According to researchers, the botnet includes more than 9,000 hosts (according to other sources, the number of infected devices exceeds 13,500), the overwhelming majority of which are running Android, and about one percent are running Linux and Darwin. According to the researchers, these are various routers, NAS, UHD-receivers, multifunctional boards (for example, Raspberry Pi) and other IoT devices. Most of the infected devices are located in Hong Kong, South Korea and Taiwan.
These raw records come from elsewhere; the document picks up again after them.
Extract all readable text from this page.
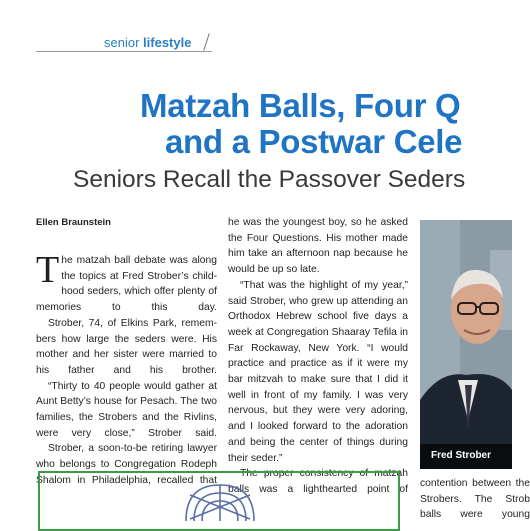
senior lifestyle
Matzah Balls, Four Q
and a Postwar Cele
Seniors Recall the Passover Seders
Ellen Braunstein

The matzah ball debate was along the topics at Fred Strober’s child-hood seders, which offer plenty of memories to this day.

Strober, 74, of Elkins Park, remem-bers how large the seders were. His mother and her sister were married to his father and his brother.

“Thirty to 40 people would gather at Aunt Betty’s house for Pesach. The two families, the Strobers and the Rivlins, were very close,” Strober said.

Strober, a soon-to-be retiring lawyer who belongs to Congregation Rodeph Shalom in Philadelphia, recalled that

he was the youngest boy, so he asked the Four Questions. His mother made him take an afternoon nap because he would be up so late.

“That was the highlight of my year,” said Strober, who grew up attending an Orthodox Hebrew school five days a week at Congregation Shaaray Tefila in Far Rockaway, New York. “I would practice and practice as if it were my bar mitzvah to make sure that I did it well in front of my family. I was very nervous, but they were very adoring, and I looked forward to the adoration and being the center of things during their seder.”

The proper consistency of matzah balls was a lighthearted point of

Fred Strober

contention between the Strobers. The Strob balls were young
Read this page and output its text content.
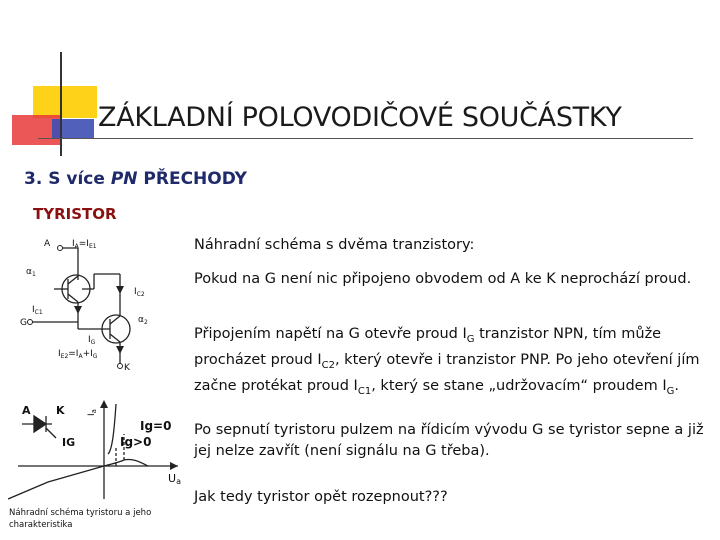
ZÁKLADNÍ POLOVODIČOVÉ SOUČÁSTKY
3. S více PN PŘECHODY
TYRISTOR
A $I_A=I_{E1}$
$\alpha_1$
$I_{C2}$
$I_{C1}$
G	$\alpha_2$
$I_G$
$I_{E2}=I_A+I_G$
K
A K
IG
$I_a$
Ig>0
Ig=0
Ua
Náhradní schéma tyristoru a jeho charakteristika
Náhradní schéma s dvěma tranzistory:
Pokud na G není nic připojeno obvodem od A ke K neprochází proud.
Připojením napětí na G otevře proud $I_G$ tranzistor NPN, tím může procházet proud $I_{C2}$, který otevře i tranzistor PNP. Po jeho otevření jím začne protékat proud $I_{C1}$, který se stane „udržovacím“ proudem $I_G$.
Po sepnutí tyristoru pulzem na řídicím vývodu G se tyristor sepne a již jej nelze zavřít (není signálu na G třeba).
Jak tedy tyristor opět rozepnout???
The researchers write that the purpose of the botnet can be guessed by the specialized nodes included in the malware's control infrastructure:
- a proxy server that pings other nodes to confirm their availability;
- a proxy checker program that connects to the bot's proxy server;
- a manager who is given commands for scanning and brute-force;
- a backend interface responsible for hosting the Web API;
- a node using cryptographic keys to authenticate other devices and sign authorized messages;
- node used for development.
In total, this guarantees checking the availability of nodes, connecting to a proxy, hosting a Web API, signing authorized messages and even testing malware at the development stage, the researchers say.
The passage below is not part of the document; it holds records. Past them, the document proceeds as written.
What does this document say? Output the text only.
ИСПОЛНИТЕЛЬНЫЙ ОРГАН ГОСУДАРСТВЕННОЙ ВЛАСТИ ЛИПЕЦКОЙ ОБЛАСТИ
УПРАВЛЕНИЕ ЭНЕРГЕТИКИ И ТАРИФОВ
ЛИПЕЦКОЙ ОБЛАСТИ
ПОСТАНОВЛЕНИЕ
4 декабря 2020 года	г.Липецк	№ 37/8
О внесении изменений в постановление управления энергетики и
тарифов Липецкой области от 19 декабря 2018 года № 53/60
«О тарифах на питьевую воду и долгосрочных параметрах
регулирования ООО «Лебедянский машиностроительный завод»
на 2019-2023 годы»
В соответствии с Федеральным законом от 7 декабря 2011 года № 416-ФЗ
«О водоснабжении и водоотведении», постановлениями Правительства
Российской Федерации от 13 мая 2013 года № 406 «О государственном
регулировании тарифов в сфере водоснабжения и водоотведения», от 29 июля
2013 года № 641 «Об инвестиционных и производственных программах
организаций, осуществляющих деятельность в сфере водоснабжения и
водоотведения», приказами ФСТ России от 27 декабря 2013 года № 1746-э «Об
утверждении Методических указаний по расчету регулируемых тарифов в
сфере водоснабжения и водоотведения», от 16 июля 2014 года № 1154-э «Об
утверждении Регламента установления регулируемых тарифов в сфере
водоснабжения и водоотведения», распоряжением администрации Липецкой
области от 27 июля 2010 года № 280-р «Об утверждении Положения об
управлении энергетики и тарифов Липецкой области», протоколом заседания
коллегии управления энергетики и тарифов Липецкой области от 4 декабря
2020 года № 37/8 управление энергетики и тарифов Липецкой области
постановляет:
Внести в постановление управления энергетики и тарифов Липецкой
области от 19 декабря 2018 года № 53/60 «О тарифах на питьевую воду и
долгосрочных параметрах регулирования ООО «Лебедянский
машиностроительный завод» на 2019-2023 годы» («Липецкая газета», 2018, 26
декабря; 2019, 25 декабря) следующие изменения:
"All of this suggests that the botnet is being used as a proxy network, probably offered as an anonymization service," reads the Bitdefender report.
Interplanetary Storm is infected through SSH scanning and weak password guessing. The malware itself is written in the Go language, and the report emphasizes that its main functions were written from scratch, and not borrowed from other botnets, as is often the case. In total, the researchers found more than 100 changes in the malware code, that is, the development of Interplanetary Storm is in full swing.
The malware integrates the implementation of the open source protocols NTP, UPnP and SOCKS5, as well as the lib2p library for implementing peer-to-peer functionality. The malware also uses a lib2p-based networking stack to interact with IPFS.
“Compared to other Go malware we've analyzed in the past, IPStorm is notable for its complex design of module interactions and the way it uses libp2p constructs. It is clear that the attacker behind this botnet has a good command of Go, ”the experts summarize.